By: Johnny Heller
From: For the Hell of It
I confess that I sometimes check out reviews on Audible of my work. I know the comments aren’t written by learned drama scholars with degrees in theater criticism. They are, for the most part, written by people who have time on their hands and an axe to grind.
They don’t always make sense.
A book that is garnering 5 stars overall may have one comment – by Wilma from Spokane – who writes things like: “I wanted to rip my ears off my head and bleed out over the narrator’s DAW so he could never again destroy an author’s work.”

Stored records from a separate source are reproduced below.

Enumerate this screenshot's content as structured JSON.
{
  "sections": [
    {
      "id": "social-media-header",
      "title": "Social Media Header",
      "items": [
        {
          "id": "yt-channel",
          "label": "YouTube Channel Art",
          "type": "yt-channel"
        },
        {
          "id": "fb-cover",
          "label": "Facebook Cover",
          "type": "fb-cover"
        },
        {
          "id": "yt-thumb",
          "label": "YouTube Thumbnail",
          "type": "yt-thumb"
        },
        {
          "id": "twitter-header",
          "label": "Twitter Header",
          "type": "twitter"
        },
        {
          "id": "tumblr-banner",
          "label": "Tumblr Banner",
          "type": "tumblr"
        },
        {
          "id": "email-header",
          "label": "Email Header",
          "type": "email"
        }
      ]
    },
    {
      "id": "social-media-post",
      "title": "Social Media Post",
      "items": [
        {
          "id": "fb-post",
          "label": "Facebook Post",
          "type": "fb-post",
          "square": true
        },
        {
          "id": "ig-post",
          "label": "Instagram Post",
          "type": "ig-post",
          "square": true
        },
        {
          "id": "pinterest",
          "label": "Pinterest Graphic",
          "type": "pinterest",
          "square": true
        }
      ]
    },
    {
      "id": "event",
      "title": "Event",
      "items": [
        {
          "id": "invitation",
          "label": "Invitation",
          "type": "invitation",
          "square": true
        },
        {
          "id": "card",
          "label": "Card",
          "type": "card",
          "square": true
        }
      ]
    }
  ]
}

I checked out reviews of many narrators – from top shelf big names to brand new members of our community and the single common thread is that there is always a horrible, inappropriate, mean-spirited review of each of them. A review far removed from a critique of the work, but instead – zeroed in on a sadistic streak of nasty invective intended to send the narrator into a dipsomaniacal tailspin of depression and poor choices. Choices like drinking Lite Beer or eating CheezWhiz or watching a 2 Broke Girls Marathon.
Of course, there are also some nice reviews. And somehow these reviews get posted on social media as though they have some value; as if they give the work a seal of approval by the listening public. They don’t. Posting a “nice” review from an Audible listener is very much like putting your kids “Participation Award” on the refrigerator. “Hey! Look who showed up for gym class when he was scheduled to show up for gym class! Good boy Tommy!”
If you’re going to post a swell listener review, I think it only fair that you post an awful one – preferably from the same book. The good one and bad one may both be meaningless, but at least the bad one might be funny.
Here. I’ll go. Here’s a great listener review for one of my Nick Pirog Thomas Prescott mysteries: “Johnny Heller is perfect! His narration is excellent!”
Here’s a bad review of the same book (and this is just the title of the review): “Narrator sounds short, effeminate and 70 years old.”
What? How did they get 2 out of 3??
Seriously, I know I’m effeminate, but short? And 70? How do they get “short” from my read? I’m only short in comparison to everyone else. …I wonder if they can also tell my eye color.
NOTE: This reviewer gave me 4 stars for performance. If only I had read taller, I could’ve gotten 5 stars!
I am sharing these with you here, but I wouldn’t share either on social media. Nor should you. The point of the Audible review process is to gauge the audience reaction to the product – that’s why the number of stars is of interest while the opinions of people who have the time to guess my height instead of doing something important is not of interest.
Want to share a good review? Great. Get reviewed by Booklist, Audiofile, Library Journal, any special article in a newspaper or periodical or online that is an actual review written by an author with some reviewing credentials or experience. Reviews by audiobook bloggers are also great – those tend to be insightful reviews. Share those by all means.
But whether you share a review or not, remember this – one opinion does not define you. If you get hired again by the same author or publisher, then you are doing the right thing – you are on a path to success.
NOTE: If all the reviews seem to agree that you narrate too fast and that your habit of doing female voices like you just sucked a helium balloon is irritating to hear – then you can use that information to improve your performance. And that is about the only thing you want to use most reviews for – to become better at your craft.
Sharing an uncredited review written by some numbnut doing a dime in Joliet does not tell your colleagues how good you are. It tells them that you are hungry for praise and attention and ego-stroking; and that is such an unhappy vulnerable place to be. Instead, why not share with us that you have a new title coming out? Share with us how excited you are to listen to so-and-so or how much you’re looking forward to the next APA Speed Dating event or workshop or the arrival of your new interface.
We’ve created a community here and we need to nurture it and it’s easier to maintain if we recognize that everyone of us needs a wee ego boost now and again. Let’s try to give that to each other with honesty and grace – eliminating the need to do it ourselves.